Misschien speelt hier enige afgunst mee. Toen ik in de jaren tachtig afstudeerde, wachtte er geen glanzend carrièreperspectief, maar de sociale dienst. Nu mijn generatie eindelijk aan de macht dreigt te komen, moet ze alweer plaatsmaken voor een stel jongelingen dat nog geen zuchtje tegenwind heeft ontmoet. Je zou bijna medelijden krijgen met Ad Melkert, die door Wim Kok voor het premierschap werd klaargestoomd en er als ‘woordvoerder van alles’ hard voor moest werken. Hij is er vroeg oud door geworden. Daarentegen oogt leeftijdgenoot Jan Peter Balkenende nog steeds als een broekie. 

Weliswaar is de jeugdcultuur alomtegenwoordig, maar het idealisme van de jongere van tegenwoordig is een opgewarmd kliekje van wat ouderen hebben bedacht.

De jeugd heeft de toekomst, dat spreekt voor zich, Wouter Bos is veelbelovend, maar sinds wanneer is dat genoeg voor politiek leiderschap? Wouter schijnt op negentienjarige leeftijd PvdA-lid te zijn geworden, na een toespraak van de oude Joop den Uyl, toen ‘superminister’ van Sociale Zaken en Werkgelegenheid. Misschien is het goed dat de nieuwe PvdA-leider ervaring opdeed bij Shell, maar ik kan me voorstellen dat oudgedienden twijfels hebben over een leider die de boezem van de partij niet kent. Toch speelde dit bij zijn verkiezing geen rol. Voor alle leeftijdscategorieën was Wouter favoriet, omdat alom het idee bestaat dat je met een jong en fris gezicht beter scoort.

Tegen die achtergrond is het toch al niet vreemd dat GroenLinks, een jongerenpartij, met Femke Halsema een leuk jong ding inzet voor de moegestreden Paul Rosenmöller. Maar de teruggetreden leider van GroenLinks, zelf een straatvechter, is pas 46 en had nooit voor de bedreigingen aan zijn adres opzij mogen gaan. Dat is wijken voor geweld. Als er iemand demagogie bedreef en Pim Fortuyn verdacht heeft gemaakt, dan was het de man die via ‘kwaliteitsoppositie’ in de regering wilde komen. Uit welk hout zijn opvolgster is gesneden, moet nog blijken. Wel gaf Halsema in interviews te kennen door het ‘verruwde’ politieke klimaat te zijn geïntimideerd. Moet zo’n meisje leider worden van een politieke partij die door zijn associaties met de radicale milieubeweging zoveel agressie oogst? lk heb de indruk dat de vraag bij GroenLinksers niet eens is opgekomen.

Het wonderbaarlijke van de Nederlandse politiek is hoe toegankelijk het systeem is voor nieuwkomers, en hoe makkelijk de elite voor modieuze verlangens door de knieën gaat. De protestgeneratie van de jaren zestig kon daardoor buitenproportionele invloed verwerven. Toen zij aan de macht kwam, betekende dat een radicale verjonging, die haar ratio vond in het gegeven dat de naoorlogse babyboomers met zovelen waren. Dat is nu anders.

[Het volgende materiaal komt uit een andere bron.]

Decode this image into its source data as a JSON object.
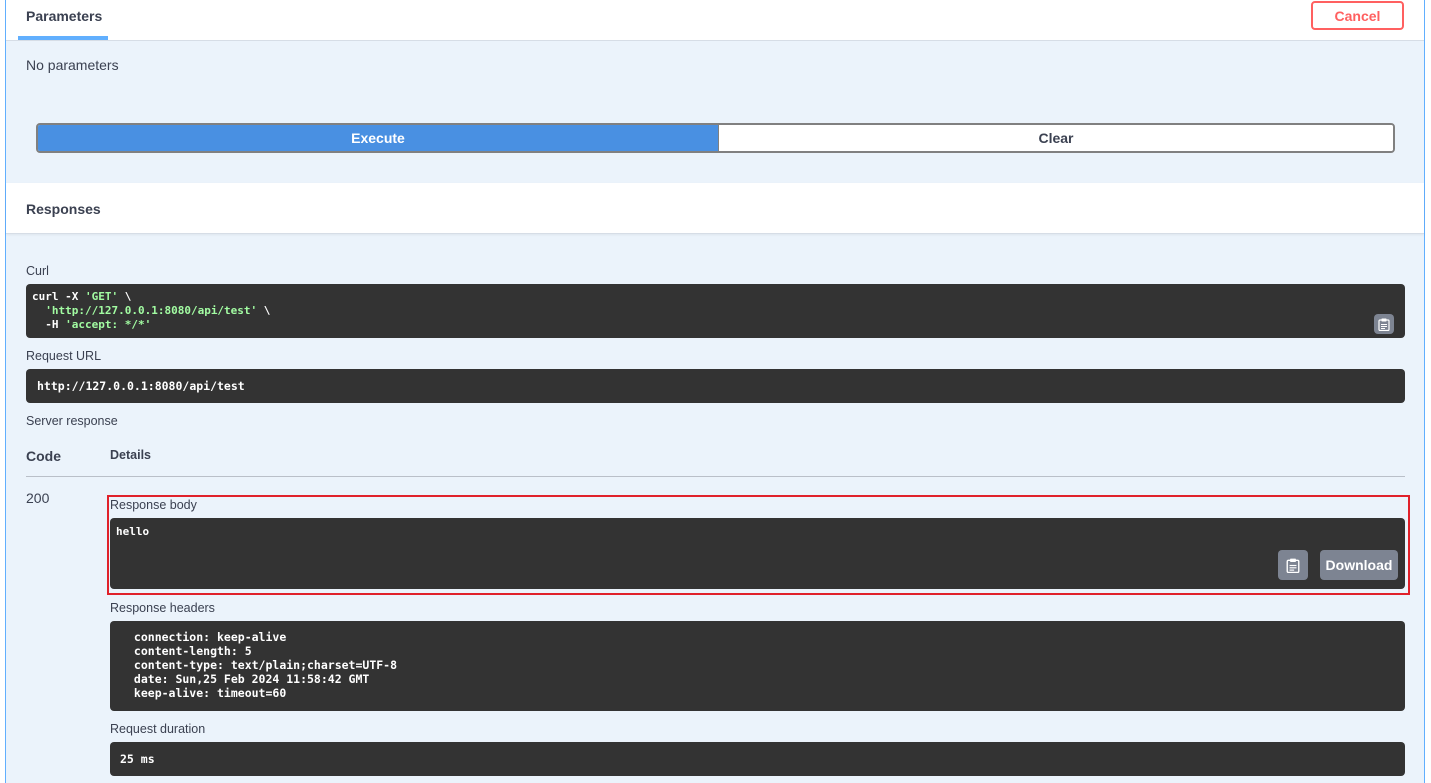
{
  "params": {
    "tab_label": "Parameters",
    "cancel_label": "Cancel",
    "empty_text": "No parameters"
  },
  "actions": {
    "execute_label": "Execute",
    "clear_label": "Clear"
  },
  "responses": {
    "title": "Responses",
    "curl_label": "Curl",
    "curl": {
      "line1_prefix": "curl -X ",
      "line1_method": "'GET'",
      "line1_suffix": " \\",
      "line2_indent": "  ",
      "line2_url": "'http://127.0.0.1:8080/api/test'",
      "line2_suffix": " \\",
      "line3_prefix": "  -H ",
      "line3_header": "'accept: */*'"
    },
    "request_url_label": "Request URL",
    "request_url": "http://127.0.0.1:8080/api/test",
    "server_response_label": "Server response",
    "col_code": "Code",
    "col_details": "Details",
    "status_code": "200",
    "response_body_label": "Response body",
    "response_body": "hello",
    "download_label": "Download",
    "response_headers_label": "Response headers",
    "response_headers": " connection: keep-alive \n content-length: 5 \n content-type: text/plain;charset=UTF-8 \n date: Sun,25 Feb 2024 11:58:42 GMT \n keep-alive: timeout=60 ",
    "request_duration_label": "Request duration",
    "request_duration": "25 ms"
  },
  "icons": {
    "copy": "clipboard-icon"
  },
  "colors": {
    "accent": "#61affe",
    "execute": "#4990e2",
    "cancel": "#ff6060",
    "code_bg": "#333333",
    "highlight": "#e0202a"
  }
}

Weliswaar is de jeugdcultuur alomtegenwoordig, maar dat wil niet zeggen dat de jeugd nog grote politieke ambities articuleert. Als jongeren al politiek zijn geïnteresseerd, hoor je nooit wat origineels, maar altijd de laatste lesjes bestuurskunde of politicologie. Hun idealisme is een opgewarmd kliekje van wat ouderen hebben bedacht.

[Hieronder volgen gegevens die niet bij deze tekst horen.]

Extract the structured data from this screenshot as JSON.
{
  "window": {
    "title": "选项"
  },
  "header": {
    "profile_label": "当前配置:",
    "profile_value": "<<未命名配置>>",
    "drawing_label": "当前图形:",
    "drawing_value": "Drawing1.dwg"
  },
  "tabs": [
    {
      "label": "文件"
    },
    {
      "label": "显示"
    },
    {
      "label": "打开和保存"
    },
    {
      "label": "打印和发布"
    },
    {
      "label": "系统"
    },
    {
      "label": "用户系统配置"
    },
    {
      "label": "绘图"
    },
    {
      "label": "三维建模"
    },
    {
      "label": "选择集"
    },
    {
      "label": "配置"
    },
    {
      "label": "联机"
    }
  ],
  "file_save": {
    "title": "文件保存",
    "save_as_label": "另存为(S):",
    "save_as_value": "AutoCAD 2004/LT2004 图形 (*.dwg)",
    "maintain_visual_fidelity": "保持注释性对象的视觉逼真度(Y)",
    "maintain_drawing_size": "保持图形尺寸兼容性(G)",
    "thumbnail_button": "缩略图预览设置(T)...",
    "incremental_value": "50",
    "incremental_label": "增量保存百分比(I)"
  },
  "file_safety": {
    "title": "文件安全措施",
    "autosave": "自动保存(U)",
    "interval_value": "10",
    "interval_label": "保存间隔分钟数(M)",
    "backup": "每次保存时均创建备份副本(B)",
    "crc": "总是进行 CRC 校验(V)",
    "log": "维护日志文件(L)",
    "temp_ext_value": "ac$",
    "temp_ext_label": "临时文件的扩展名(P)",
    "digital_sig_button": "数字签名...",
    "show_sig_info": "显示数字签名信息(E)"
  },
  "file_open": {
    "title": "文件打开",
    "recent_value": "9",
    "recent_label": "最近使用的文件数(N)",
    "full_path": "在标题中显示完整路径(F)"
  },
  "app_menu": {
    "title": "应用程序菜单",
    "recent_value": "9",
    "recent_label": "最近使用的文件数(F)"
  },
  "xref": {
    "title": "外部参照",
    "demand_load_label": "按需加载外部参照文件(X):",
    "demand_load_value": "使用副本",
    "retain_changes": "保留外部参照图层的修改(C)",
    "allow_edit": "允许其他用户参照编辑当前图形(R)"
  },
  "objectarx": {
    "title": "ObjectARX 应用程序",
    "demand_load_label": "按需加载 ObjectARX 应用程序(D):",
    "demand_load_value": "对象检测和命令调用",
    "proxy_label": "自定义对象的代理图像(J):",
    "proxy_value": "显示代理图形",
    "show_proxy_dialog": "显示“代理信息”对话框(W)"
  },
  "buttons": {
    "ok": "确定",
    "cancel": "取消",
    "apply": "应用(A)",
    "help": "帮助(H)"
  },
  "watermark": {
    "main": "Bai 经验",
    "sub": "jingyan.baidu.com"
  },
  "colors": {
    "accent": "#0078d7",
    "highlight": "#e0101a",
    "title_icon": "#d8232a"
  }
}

In de jaren negentig voelden ouderen zich ondervertegenwoordigd, wat tot uiting kwam in een alweer vergeten Ouderenpartij. Ook de fortuynistische burgerrevolte kun je niet bepaald jong noemen; zij wordt eerder gedragen door een middelbaar ongenoegen• Toch zien alle politieke partijen vernieuwing voor verjonging aan. Dit wordt ze wijsgemaakt door spin doctors, jonge honden die de tijdgeest beter zouden aanvoelen. Maar een diskjockeypartijtje als Leefbaar Nederland haalde slechts twee zetels, en wat zich de laatste jaren aan jongeren heeft aangediend, was weinig meer dan Niet Nix. Niets wijst erop dat jongeren speciaal op jongeren stemmen. Volgens mij berust al die verjonging op een gigantisch misverstand.

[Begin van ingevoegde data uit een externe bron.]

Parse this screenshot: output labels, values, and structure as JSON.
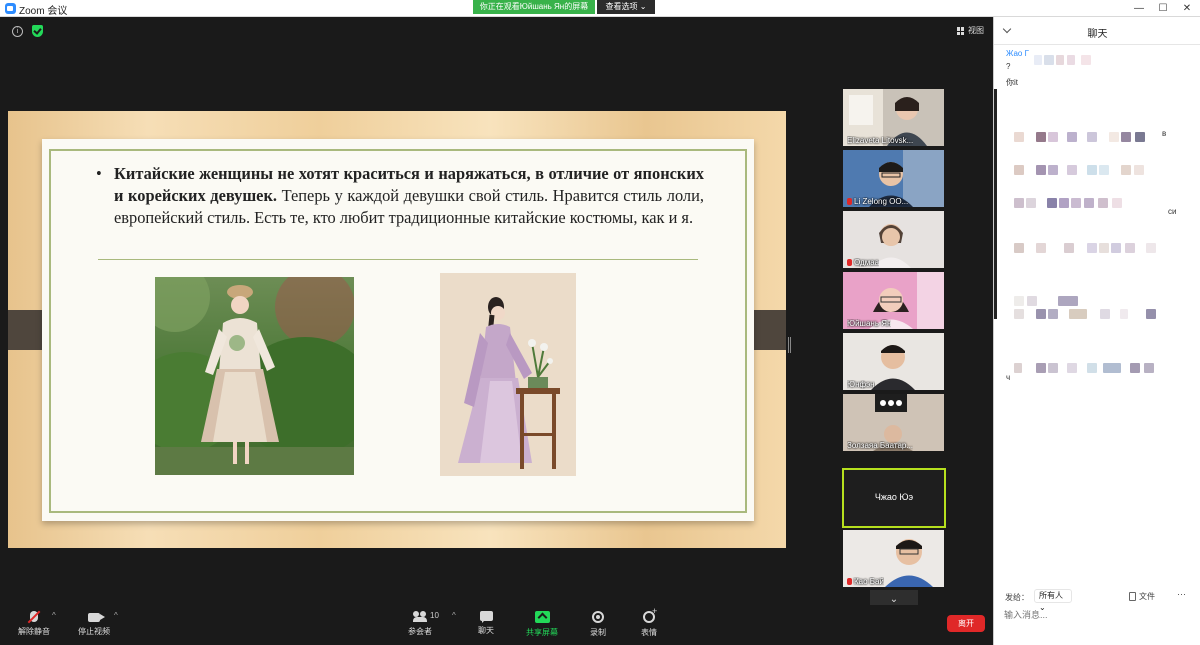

Wie de demografie van Nederland bekijkt, ziet vergrijzing, geen verjonging. Politiek gezien wijst dat op verandering in conservatieve richting. De burgerrevolte van dit jaar was geen roep om politieke vernieuwing, maar een verlangen naar orde en gezag, een herwaardering van klassieke waarden die alleen van ouderen kan komen. Nederland heeft genoeg van alle modieuze vernieuwingsideetjes, die in de praktijk op meer van hetzelfde neerkomen. Het wachten is op een lijsttrekker van 66-plus die wijsheid en prudentie uitstraalt. Als de rebellen van D66 de moderne tijd een beetje voelen, laten ze Thom nog jaren zitten.